In the case of ears which have had surgery, especially on our own camps, please put some essential details on the card such as when and where done, what operation appears to have been done and the result, such as wet/dry, hearing level. Send the patient for audio and ensure they annotate it as post-op. Fill out a separate post-op record sheet, available in OPD. If the patient has their operation papers with them make a note of the op date and the camp place and patient number. (the number and place are essential). Only with as much info as possible can we trace them and assess our results. Please record the details including patient number, not just on the patient record but also separately to help us to search out their records.


Other information on the patient record

- Medicines: please record the information such as drops in the section provided.
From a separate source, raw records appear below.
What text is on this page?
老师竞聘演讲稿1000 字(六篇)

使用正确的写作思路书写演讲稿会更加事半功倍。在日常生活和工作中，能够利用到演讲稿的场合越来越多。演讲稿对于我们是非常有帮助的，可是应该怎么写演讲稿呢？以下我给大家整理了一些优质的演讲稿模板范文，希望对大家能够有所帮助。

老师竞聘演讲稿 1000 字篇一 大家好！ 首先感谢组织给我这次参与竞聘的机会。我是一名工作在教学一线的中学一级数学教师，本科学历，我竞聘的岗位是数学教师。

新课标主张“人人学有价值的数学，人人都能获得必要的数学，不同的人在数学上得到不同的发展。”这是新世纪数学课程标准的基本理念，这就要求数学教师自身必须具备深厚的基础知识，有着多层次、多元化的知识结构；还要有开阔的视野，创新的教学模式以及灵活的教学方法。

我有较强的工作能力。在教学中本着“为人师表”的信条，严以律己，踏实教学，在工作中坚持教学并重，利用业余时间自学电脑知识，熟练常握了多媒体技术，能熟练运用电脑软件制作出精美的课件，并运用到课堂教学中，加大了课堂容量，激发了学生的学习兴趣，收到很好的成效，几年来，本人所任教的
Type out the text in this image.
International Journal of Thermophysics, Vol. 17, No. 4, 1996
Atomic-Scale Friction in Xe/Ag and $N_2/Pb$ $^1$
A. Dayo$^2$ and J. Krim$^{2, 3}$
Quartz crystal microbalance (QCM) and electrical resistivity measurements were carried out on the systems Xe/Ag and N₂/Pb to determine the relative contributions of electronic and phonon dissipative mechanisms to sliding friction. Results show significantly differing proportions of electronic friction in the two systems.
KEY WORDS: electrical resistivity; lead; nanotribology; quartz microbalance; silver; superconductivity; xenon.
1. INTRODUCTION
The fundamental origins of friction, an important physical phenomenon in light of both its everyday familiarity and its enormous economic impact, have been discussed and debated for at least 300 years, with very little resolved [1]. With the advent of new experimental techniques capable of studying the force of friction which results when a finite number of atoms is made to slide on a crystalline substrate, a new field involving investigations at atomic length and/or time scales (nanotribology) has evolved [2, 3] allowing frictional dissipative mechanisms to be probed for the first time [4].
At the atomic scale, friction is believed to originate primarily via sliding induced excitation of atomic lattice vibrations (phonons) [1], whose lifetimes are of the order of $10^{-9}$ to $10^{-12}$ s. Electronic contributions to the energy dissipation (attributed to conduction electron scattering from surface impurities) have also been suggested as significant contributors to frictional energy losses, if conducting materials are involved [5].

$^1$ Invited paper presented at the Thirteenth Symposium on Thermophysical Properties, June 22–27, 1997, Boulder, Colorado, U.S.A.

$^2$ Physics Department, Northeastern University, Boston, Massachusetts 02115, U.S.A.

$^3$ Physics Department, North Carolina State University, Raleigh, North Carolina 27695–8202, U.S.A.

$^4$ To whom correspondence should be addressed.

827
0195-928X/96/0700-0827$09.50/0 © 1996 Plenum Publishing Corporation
- Audios: write the request and say if it is only needed if e.g. the patient agrees to surgery
- Syringing: if the wax looks hard it may be best to prescribe wax drops for 2-3 days then return for syringing. If there is much discharge it is often quicker to ask for gentle syringing before trying to mop the ear.
- Hearing aid: write the request here
- Operation: write the proposed operation and side (which may depend on a subsequent audio)
- Write the level of priority e.g. low, medium, high, very high
- Even when we know that we cannot operate on this patient due to lack of time, still write the planned treatment so that if they ask other doctors it is clear what is needed and they may be able to obtain help elsewhere.